Sur un écran géant installé sur la place de la République à Erevan, des images illustrent la montée des tensions politiques à l'approche du vote. Lors d'un meeting du parti Arménie Forte, dirigé par le milliardaire russo-arménien Samvel Karapetyan, des vidéos manipulées par intelligence artificielle ont été diffusées, dépeignant le Premier ministre Nikol Pachinian entouré de drapeaux azerbaïdjanais et en train d'accueillir des Azéris dans le pays.
Karapetyan, assigné à résidence depuis 2025 pour avoir appelé au coup d'État, a centré sa campagne sur la préservation des valeurs traditionnelles et le renforcement des relations avec Moscou. Sa popularité a été alimentée par un désir croissant de protection face à la menace azerbaïdjanaise et la crainte d'une ouverture des frontières avec la Turquie, une annexe de l'actuelle politique arménienne.
Polarisation politique et pressions extérieures
Les élections se déroulent dans un climat de tensions palpables. Les récents affrontements au Haut-Karabagh ont ravivé des blessures anciennes, et beaucoup reprochent à Pachinian d’avoir capitulé face à l'Azerbaïdjan. Selon des sondages, bien que le parti de Pachinian soit en tête, un pourcentage significatif d’électeurs reste indécis, avec 23 % d’entre eux doutant de leur choix. Cela témoigne de l’incertitude qui plane sur l'avenir politique de la nation, entre tradition et modernité, entre Moscou et l'Occident.
"La paix passe par de difficiles compromis, mais il est crucial de préserver notre identité nationale", déclare Monica Darbinyan, étudiante en sciences politiques.
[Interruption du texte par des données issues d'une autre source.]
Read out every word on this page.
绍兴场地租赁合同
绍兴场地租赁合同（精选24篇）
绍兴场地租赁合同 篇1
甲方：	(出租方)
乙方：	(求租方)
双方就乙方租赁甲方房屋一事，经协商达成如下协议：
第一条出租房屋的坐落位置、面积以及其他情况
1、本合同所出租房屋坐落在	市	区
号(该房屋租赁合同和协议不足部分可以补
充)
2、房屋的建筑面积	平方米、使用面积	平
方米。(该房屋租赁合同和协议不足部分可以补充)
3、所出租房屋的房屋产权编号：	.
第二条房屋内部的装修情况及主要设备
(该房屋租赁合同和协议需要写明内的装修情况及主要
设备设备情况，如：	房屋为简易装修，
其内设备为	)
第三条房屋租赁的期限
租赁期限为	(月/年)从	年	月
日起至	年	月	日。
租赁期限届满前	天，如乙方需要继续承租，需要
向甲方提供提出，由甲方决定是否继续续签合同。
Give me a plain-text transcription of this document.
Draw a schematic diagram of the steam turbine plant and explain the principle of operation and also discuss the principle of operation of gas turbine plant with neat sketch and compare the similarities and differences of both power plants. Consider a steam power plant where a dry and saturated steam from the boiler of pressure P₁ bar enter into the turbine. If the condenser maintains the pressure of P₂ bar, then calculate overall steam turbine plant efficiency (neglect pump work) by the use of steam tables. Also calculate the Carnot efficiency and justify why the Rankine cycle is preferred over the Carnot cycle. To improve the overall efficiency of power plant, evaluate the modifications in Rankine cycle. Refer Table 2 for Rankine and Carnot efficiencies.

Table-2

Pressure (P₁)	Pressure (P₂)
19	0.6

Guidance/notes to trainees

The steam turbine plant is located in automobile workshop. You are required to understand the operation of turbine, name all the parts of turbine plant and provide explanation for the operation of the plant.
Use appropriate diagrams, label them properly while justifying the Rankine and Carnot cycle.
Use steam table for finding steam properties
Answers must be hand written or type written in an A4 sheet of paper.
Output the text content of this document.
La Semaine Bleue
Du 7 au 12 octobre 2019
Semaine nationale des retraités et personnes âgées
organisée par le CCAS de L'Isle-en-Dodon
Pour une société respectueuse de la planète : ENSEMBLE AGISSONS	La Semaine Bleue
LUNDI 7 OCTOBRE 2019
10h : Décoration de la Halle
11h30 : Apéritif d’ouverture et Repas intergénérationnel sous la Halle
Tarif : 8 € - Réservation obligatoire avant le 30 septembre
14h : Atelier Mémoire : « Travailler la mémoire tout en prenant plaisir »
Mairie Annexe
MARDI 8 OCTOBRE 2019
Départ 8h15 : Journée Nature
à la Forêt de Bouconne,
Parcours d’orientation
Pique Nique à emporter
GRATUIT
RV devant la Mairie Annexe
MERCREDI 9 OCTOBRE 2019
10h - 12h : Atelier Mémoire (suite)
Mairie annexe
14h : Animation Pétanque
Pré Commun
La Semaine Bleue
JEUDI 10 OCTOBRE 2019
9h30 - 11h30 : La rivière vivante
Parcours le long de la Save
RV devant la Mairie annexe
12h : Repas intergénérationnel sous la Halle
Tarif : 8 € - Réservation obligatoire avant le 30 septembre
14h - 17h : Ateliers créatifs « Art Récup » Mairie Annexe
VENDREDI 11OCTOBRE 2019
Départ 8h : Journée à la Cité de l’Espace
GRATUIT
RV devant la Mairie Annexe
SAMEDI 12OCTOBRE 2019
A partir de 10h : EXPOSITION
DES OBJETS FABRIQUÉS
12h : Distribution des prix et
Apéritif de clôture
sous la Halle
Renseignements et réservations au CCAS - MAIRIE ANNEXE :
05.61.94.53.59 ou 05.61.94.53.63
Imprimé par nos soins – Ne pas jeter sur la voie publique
Du côté du gouvernement, Pachinian continue de prôner une vision d’« Arménie réelle », cherchant à établir des relations avec l'Union européenne, malgré les pressions russes.
L'ingérence du Kremlin
La campagne électorale a également été entachée par des ingérences russes, identifiées dans plus de 435 opérations à travers le pays. Une rumeur infondée a circulé, alimentant la méfiance à l'égard de Pachinian, le dépeignant comme ayant acheté une villa luxueuse sur la Côte d'Azur. Dans ce contexte tendu, chaque voix peut avoir un impact déterminant sur l'issue de ces élections.
Ce scrutin est surveillé de près, non seulement par les acteurs internes mais aussi par des observateurs internationaux, chacun espérant que l'Arménie puisse se dessiner un avenir paisible, loin des conflits et des influences néfastes.